When adopting the centralized mode of adding a layer of proxy in the middle, the requirement for proxy is very high, because once it fails, all clients operating the proxy can’t handle it. In order to realize the high availability of proxy, another mechanism is needed, such as keep alive.
Moreover, adding a layer of proxy for forwarding will inevitably lead to certain performance loss. In addition to the client fragmentation and the above-mentioned centralized solution, is there a better solution?
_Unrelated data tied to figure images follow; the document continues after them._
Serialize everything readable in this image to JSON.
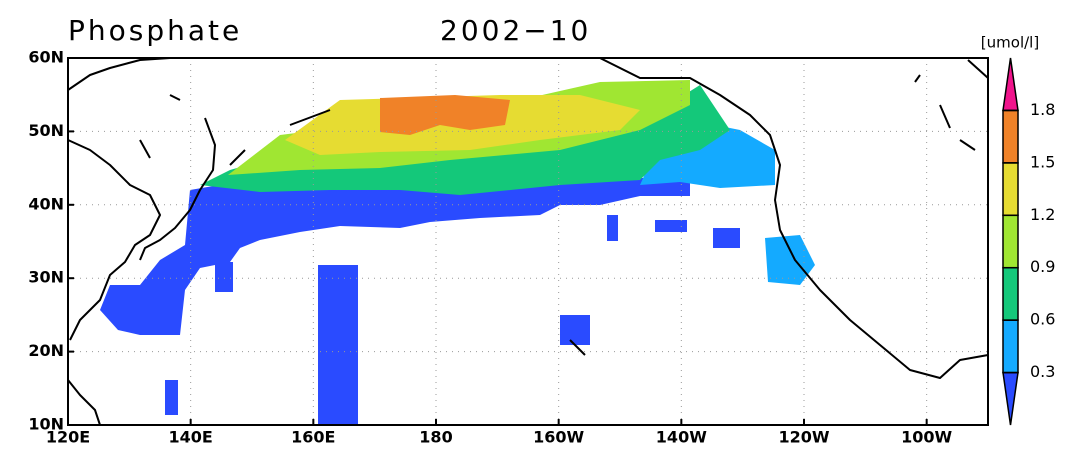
{
  "map": {
    "title": "Phosphate",
    "date": "2002−10",
    "units": "[umol/l]",
    "lonlim": [
      120,
      270
    ],
    "latlim": [
      10,
      60
    ],
    "lonticks": [
      {
        "value": 120,
        "label": "120E"
      },
      {
        "value": 140,
        "label": "140E"
      },
      {
        "value": 160,
        "label": "160E"
      },
      {
        "value": 180,
        "label": "180"
      },
      {
        "value": 200,
        "label": "160W"
      },
      {
        "value": 220,
        "label": "140W"
      },
      {
        "value": 240,
        "label": "120W"
      },
      {
        "value": 260,
        "label": "100W"
      }
    ],
    "latticks": [
      {
        "value": 10,
        "label": "10N"
      },
      {
        "value": 20,
        "label": "20N"
      },
      {
        "value": 30,
        "label": "30N"
      },
      {
        "value": 40,
        "label": "40N"
      },
      {
        "value": 50,
        "label": "50N"
      },
      {
        "value": 60,
        "label": "60N"
      }
    ],
    "colorbar": {
      "ticks": [
        0.3,
        0.6,
        0.9,
        1.2,
        1.5,
        1.8
      ],
      "colors": [
        "#2a4bff",
        "#14aaff",
        "#14c87a",
        "#a0e632",
        "#e6dc32",
        "#f08228",
        "#f0148c"
      ]
    }
  }
}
Redis cluster, which is officially launched by redis, has a new way. Instead of adopting the proxy scheme of centralized mode, it puts part of the request forwarding logic on the client and part on the server. They cooperate with each other to complete the request processing.
Redis cluster was launched in redis 3.0. The early rising redis cluster has not been widely promoted because it has not undergone strict testing and production verification. It is in this context that the industry has derived the above-mentioned centralized cluster solutions: CODIS and tweeproxy.
However, with the version iteration of redis, the official cluster of redis is becoming more and more stable, and more people begin to adopt the official clustering scheme. It is also because it is officially launched, so its continuous maintenance can be guaranteed, which has more advantages than those third-party open source solutions.
Redis cluster has no intermediate proxy layer, so how to forward the request?
Redis puts the logic of request forwarding in the smart client. To use redis cluster, you must upgrade the client SDK. The SDK has built-in logic of request forwarding, so business developers do not need to write forwarding rules themselves. Redis cluster uses 16384 slots to forward routing rules.
Without the proxy layer for forwarding, the client can directly operate the corresponding redis node, thus reducing the performance loss of the proxy layer forwarding.
Redis cluster also providesOnline data migration, node expansion and reduction, etcIn addition, it has built-in sentry function to complete automatic recovery of fault, which shows that it is a cluster integrating all functions. Therefore, it is very simple to deploy, it does not need to deploy too many components, and it is extremely friendly for operation and maintenance.
When redis cluster migrates node data, expands and shrinks capacity, it also deals with the request processing of the client. When the data accessed by the client happens to be in the process of migration, the server and the client make some protocols to inform the client to visit on the correct node and help the client revise its routing rules.
Although redis cluster provides the function of online data migration, its migration performance is not high. When large keys are encountered in the migration process, two migrated nodes may be blocked for a long time. Compared with CODIS, this function has better data migration performance. It’s good to learn about one first. Later, I will write some articles on the performance comparison between CODIS and redis cluster online migration functions.
Now more and more companies begin to use redis cluster, and the capable companies have carried out secondary development and customization on the basis of redis cluster to solve some problems existing in redis cluster. We look forward to the better development of redis cluster in the future.
After comparing these clustering solutions, let’s summarize them.
The mainstream clustering solutions in the industry are the above, and their characteristics and differences are briefly introduced. We can choose our own appropriate clustering solutions in the development process, but it is better to understand their implementation principles, and solve problems in the use process more calmly.